The XMM-Newton data is essential for the proposed observational program to investigate the physical origin of X-ray emission from GRO J1744−28 in quiescence. Previous observations with Chandra were not suitable due to shorter monitoring pointings and unsuitable observation modes. XMM-Newton is needed for the proposed investigation because it provides the required exposure time, sensitivity, and observation modes that other facilities like Chandra may not meet.

#are the proposed target or targets suitable to support the scientific case? If yes, Why?

The proposed target GRO J1744−28 is suitable for the observational proposal due to its unique properties, uncertainties in behavior, need for further investigation, and feasibility of the proposed observation. Previous observations were not sufficient, and a new 50 ks XMM observation in quiescence is necessary to study the source's accretion and emission.

#are the proposed observations feasible to fulfill the scientific case?

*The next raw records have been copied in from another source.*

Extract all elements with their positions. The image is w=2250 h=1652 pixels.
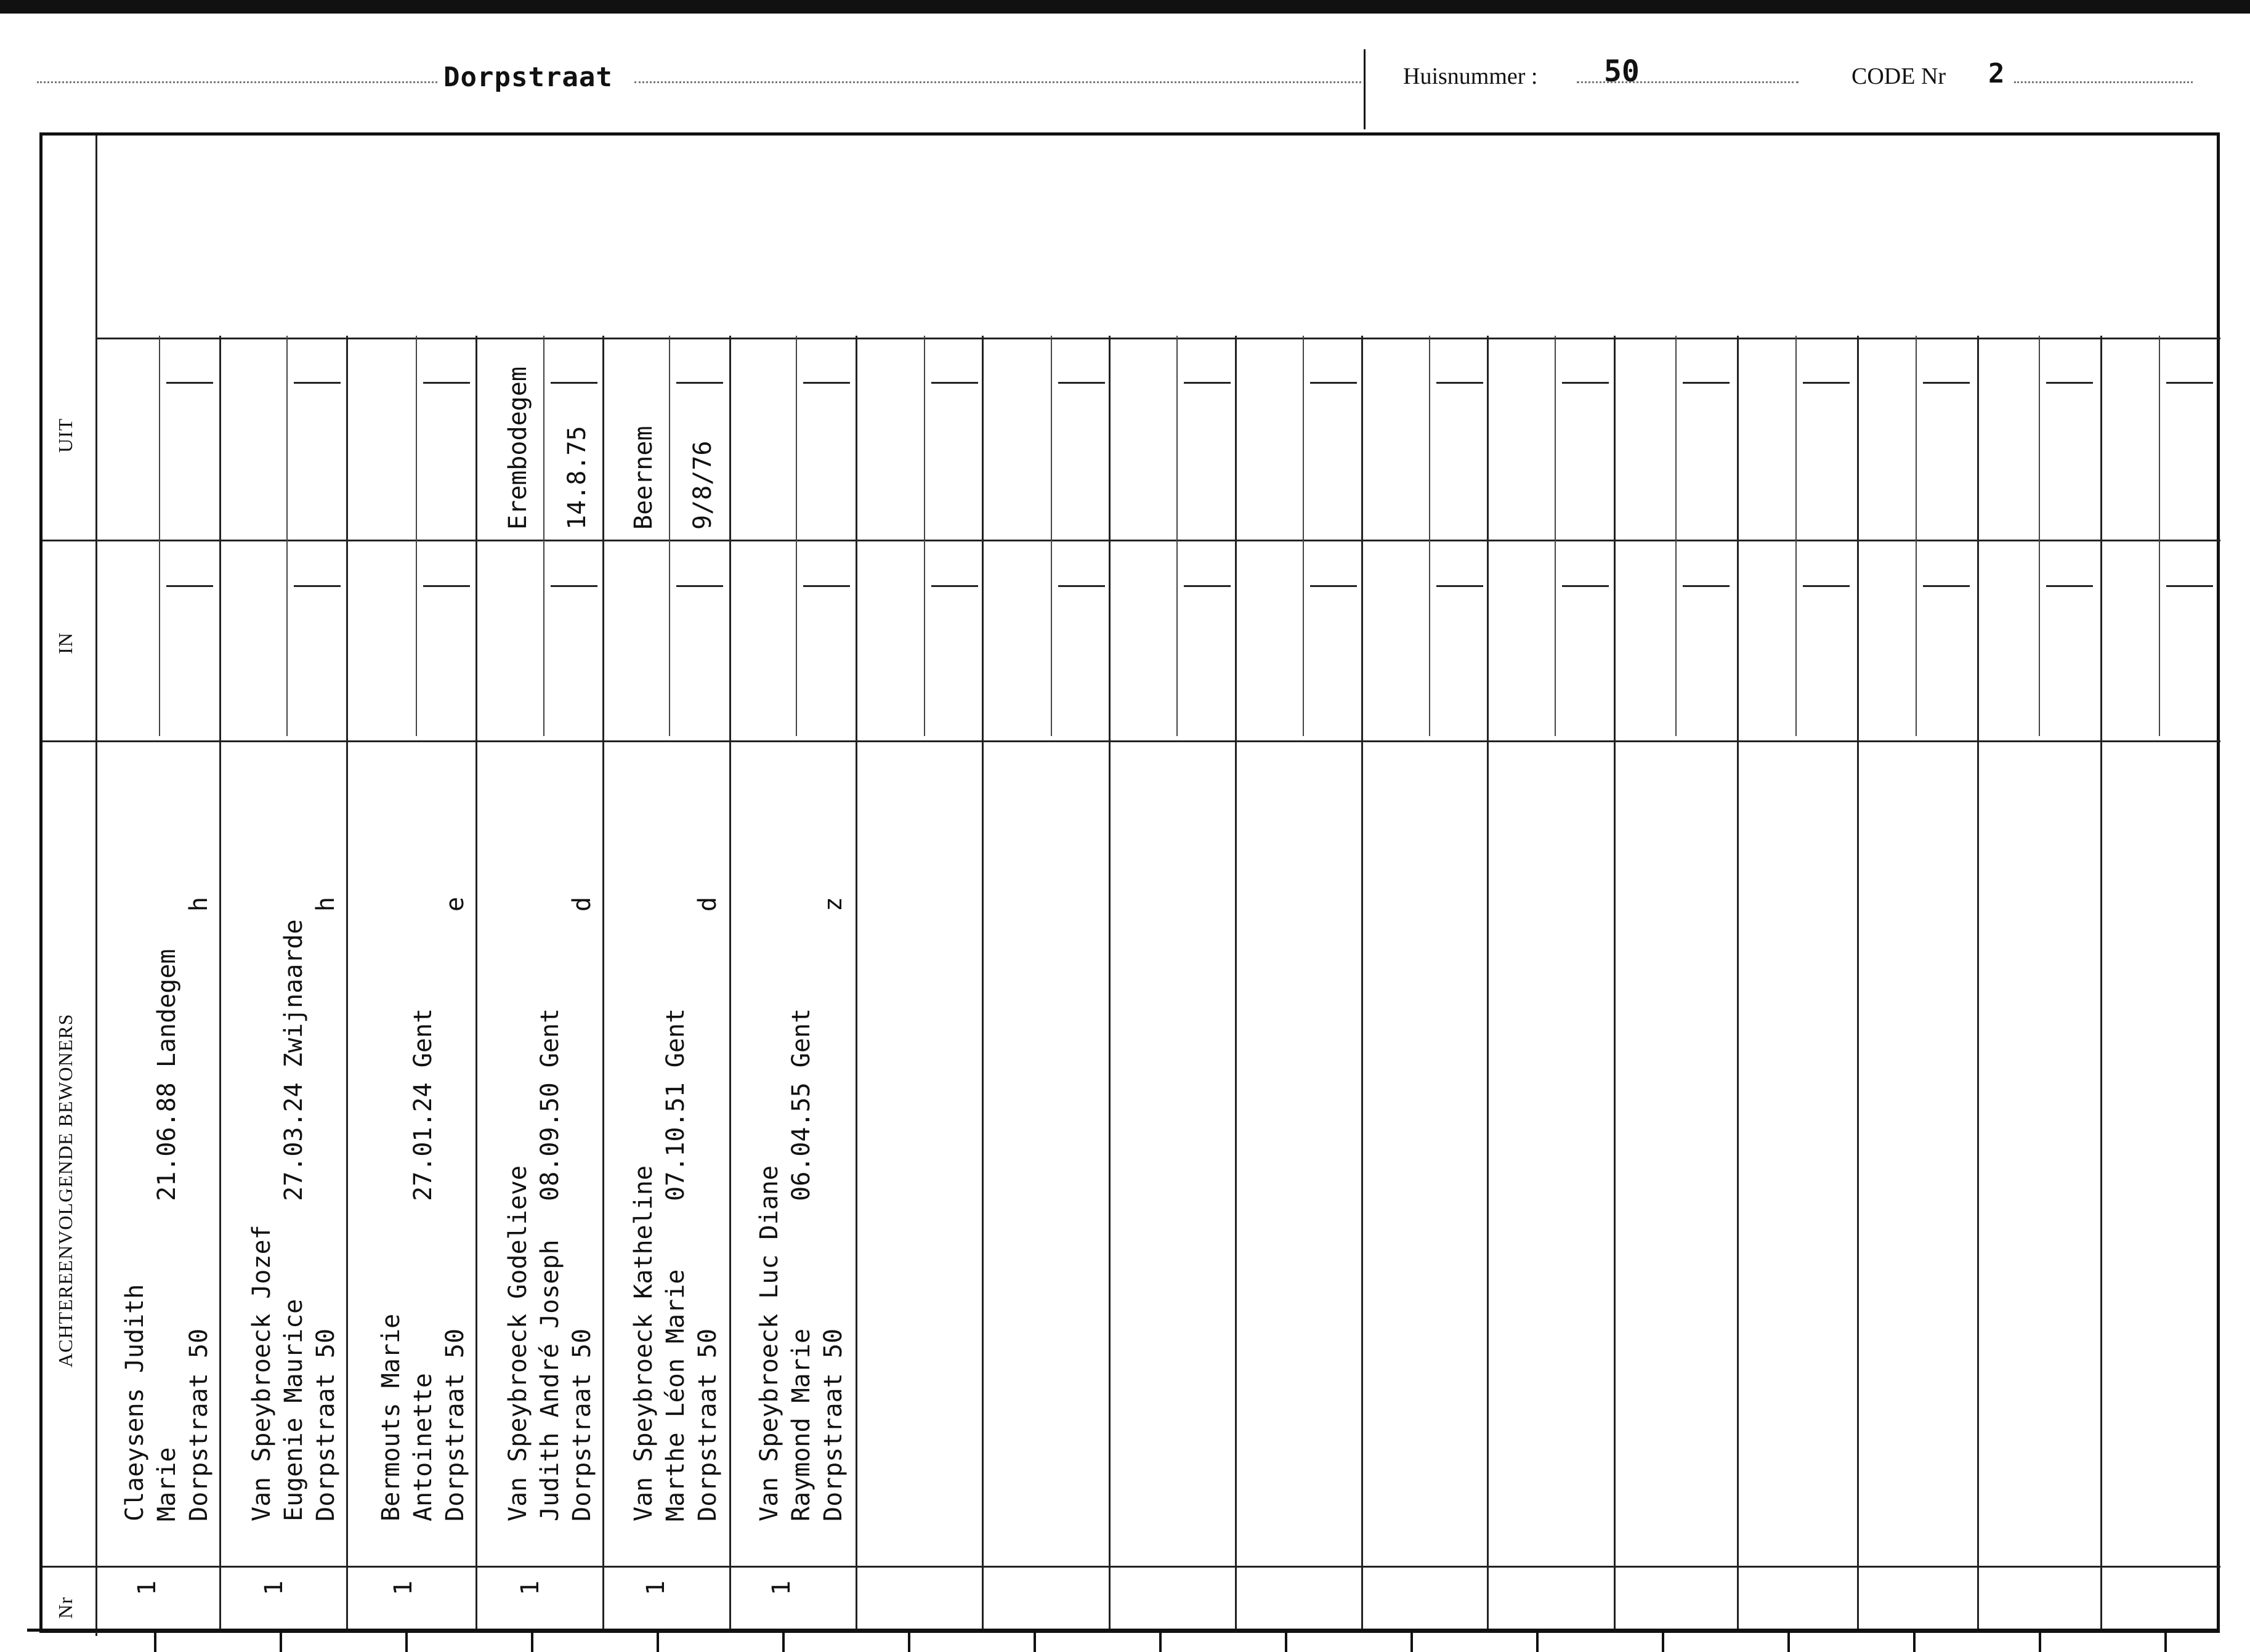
resident-address: Dorpstraat 50 [568, 1328, 596, 1521]
street-name: Dorpstraat [443, 62, 613, 93]
in-top-line [42, 540, 2220, 541]
resident-name-line2: Antoinette [409, 1373, 437, 1521]
residents-top-line [42, 740, 2220, 742]
empty-date-dash [294, 382, 341, 384]
house-number-label: Huisnummer : [1403, 63, 1538, 89]
empty-date-dash [2166, 585, 2213, 587]
column-line [982, 336, 984, 1632]
bottom-tick [154, 1632, 156, 1652]
resident-birth: 07.10.51 Gent [662, 1008, 690, 1201]
empty-date-dash [423, 585, 470, 587]
empty-date-dash [2046, 382, 2093, 384]
sub-column-line [796, 336, 797, 736]
nr-top-line [42, 1566, 2220, 1568]
resident-birth: 27.01.24 Gent [409, 1008, 437, 1201]
house-number-dotted-line [1577, 81, 1799, 83]
empty-date-dash [1562, 382, 1609, 384]
bottom-tick [1913, 1632, 1916, 1652]
street-dotted-line [37, 81, 437, 83]
empty-date-dash [1184, 585, 1231, 587]
sub-column-line [1051, 336, 1052, 736]
resident-out-date: 14.8.75 [563, 426, 591, 530]
sub-column-line [1795, 336, 1797, 736]
resident-name: Van Speybroeck Godelieve [504, 1165, 532, 1521]
bottom-tick [1662, 1632, 1664, 1652]
bottom-tick [1159, 1632, 1162, 1652]
resident-out-place: Beernem [629, 426, 658, 530]
column-line [1235, 336, 1237, 1632]
resident-out-date: 9/8/76 [689, 440, 717, 530]
sub-column-line [1916, 336, 1917, 736]
out-column-label: UIT [54, 418, 76, 453]
sub-column-line [286, 336, 288, 736]
house-number-value: 50 [1604, 54, 1640, 89]
resident-address: Dorpstraat 50 [694, 1328, 722, 1521]
resident-name-line2: Marie [153, 1447, 181, 1521]
top-edge-bar [0, 0, 2250, 14]
resident-out-place: Erembodegem [504, 366, 532, 530]
bottom-tick [1285, 1632, 1287, 1652]
bottom-tick [908, 1632, 910, 1652]
resident-name-line2: Judith André Joseph [536, 1239, 564, 1521]
column-line [856, 336, 857, 1632]
empty-date-dash [803, 382, 850, 384]
sub-column-line [1675, 336, 1677, 736]
bottom-tick [2164, 1632, 2167, 1652]
sub-column-line [543, 336, 544, 736]
empty-date-dash [1923, 585, 1970, 587]
empty-date-dash [1562, 585, 1609, 587]
column-line [2100, 336, 2102, 1632]
bottom-edge [27, 1629, 2220, 1632]
resident-address: Dorpstraat 50 [312, 1328, 340, 1521]
column-line [602, 336, 604, 1632]
empty-date-dash [1803, 382, 1850, 384]
sub-column-line [924, 336, 925, 736]
empty-date-dash [1058, 585, 1105, 587]
bottom-tick [1787, 1632, 1790, 1652]
resident-birth: 21.06.88 Landegem [153, 949, 181, 1201]
sub-column-line [1176, 336, 1178, 736]
resident-name-line2: Marthe Léon Marie [662, 1269, 690, 1521]
column-line [1614, 336, 1616, 1632]
column-line [219, 336, 221, 1632]
resident-address: Dorpstraat 50 [441, 1328, 469, 1521]
column-line [1109, 336, 1111, 1632]
residents-column-label: ACHTEREENVOLGENDE BEWONERS [54, 1013, 76, 1367]
label-column-divider [95, 136, 97, 1636]
bottom-tick [2039, 1632, 2041, 1652]
header-separator [1364, 49, 1366, 129]
sub-column-line [416, 336, 417, 736]
resident-name: Van Speybroeck Luc Diane [755, 1165, 783, 1521]
empty-date-dash [551, 585, 597, 587]
column-line [1857, 336, 1859, 1632]
empty-date-dash [423, 382, 470, 384]
sub-column-line [2159, 336, 2160, 736]
resident-nr: 1 [260, 1580, 288, 1595]
empty-date-dash [1310, 382, 1357, 384]
column-line [1487, 336, 1489, 1632]
resident-name-line2: Eugenie Maurice [280, 1298, 308, 1521]
bottom-tick [280, 1632, 282, 1652]
column-line [346, 336, 348, 1632]
column-line [729, 336, 731, 1632]
resident-nr: 1 [133, 1580, 161, 1595]
resident-name: Van Speybroeck Katheline [629, 1165, 658, 1521]
empty-date-dash [2046, 585, 2093, 587]
column-line [1361, 336, 1363, 1632]
bottom-tick [1536, 1632, 1539, 1652]
empty-date-dash [1058, 382, 1105, 384]
resident-nr: 1 [516, 1580, 544, 1595]
resident-birth: 06.04.55 Gent [787, 1008, 815, 1201]
resident-name-line2: Raymond Marie [787, 1328, 815, 1521]
resident-address: Dorpstraat 50 [819, 1328, 848, 1521]
empty-date-dash [2166, 382, 2213, 384]
column-line [1737, 336, 1739, 1632]
code-value: 2 [1988, 58, 2005, 89]
resident-code: d [694, 896, 722, 912]
column-line [1977, 336, 1979, 1632]
resident-nr: 1 [642, 1580, 670, 1595]
sub-column-line [1303, 336, 1304, 736]
resident-birth: 08.09.50 Gent [536, 1008, 564, 1201]
in-column-label: IN [54, 632, 76, 654]
empty-date-dash [676, 585, 723, 587]
resident-code: h [312, 896, 340, 912]
resident-code: e [441, 896, 469, 912]
resident-address: Dorpstraat 50 [185, 1328, 213, 1521]
sub-column-line [669, 336, 670, 736]
register-table [39, 132, 2220, 1633]
empty-date-dash [931, 382, 978, 384]
empty-date-dash [1683, 382, 1730, 384]
resident-name: Claeysens Judith [121, 1284, 149, 1521]
bottom-tick [657, 1632, 659, 1652]
nr-column-label: Nr [54, 1597, 76, 1619]
street-dotted-line-2 [634, 81, 1361, 83]
empty-date-dash [1436, 382, 1483, 384]
bottom-tick [531, 1632, 533, 1652]
empty-date-dash [1436, 585, 1483, 587]
empty-date-dash [1310, 585, 1357, 587]
empty-date-dash [166, 585, 213, 587]
resident-code: h [185, 896, 213, 912]
resident-name: Bermouts Marie [377, 1313, 405, 1521]
empty-date-dash [1923, 382, 1970, 384]
empty-date-dash [551, 382, 597, 384]
uit-top-line [95, 338, 2220, 339]
empty-date-dash [1683, 585, 1730, 587]
bottom-tick [1034, 1632, 1036, 1652]
sub-column-line [2039, 336, 2040, 736]
resident-nr: 1 [389, 1580, 418, 1595]
resident-code: d [568, 896, 596, 912]
empty-date-dash [803, 585, 850, 587]
empty-date-dash [1803, 585, 1850, 587]
empty-date-dash [294, 585, 341, 587]
resident-code: z [819, 896, 848, 912]
column-line [475, 336, 477, 1632]
resident-birth: 27.03.24 Zwijnaarde [280, 919, 308, 1201]
code-label: CODE Nr [1851, 63, 1946, 89]
bottom-tick [782, 1632, 785, 1652]
bottom-tick [1410, 1632, 1413, 1652]
resident-nr: 1 [767, 1580, 796, 1595]
empty-date-dash [166, 382, 213, 384]
resident-name: Van Speybroeck Jozef [248, 1225, 276, 1521]
empty-date-dash [676, 382, 723, 384]
sub-column-line [1429, 336, 1430, 736]
empty-date-dash [931, 585, 978, 587]
empty-date-dash [1184, 382, 1231, 384]
sub-column-line [159, 336, 160, 736]
sub-column-line [1555, 336, 1556, 736]
bottom-tick [405, 1632, 408, 1652]
code-dotted-line [2014, 81, 2193, 83]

The proposal suggests a 50 ks XMM observation is necessary to investigate the physical origin of the observed X-ray emission from the bursting pulsar GRO J1744−28 in quiescence. A sensitivity analysis indicates that this exposure time is needed to detect pulsations at the expected flux level and rule out a thermal origin of the emission, with the target being observable multiple times within the specified timeframe.

#is visibility of the target discussed?

The proposal discusses the visibility of the target, mentioning it is observable multiple times within specific periods in 2018 and 2019. This shows that the target's visibility was considered in planning the observation.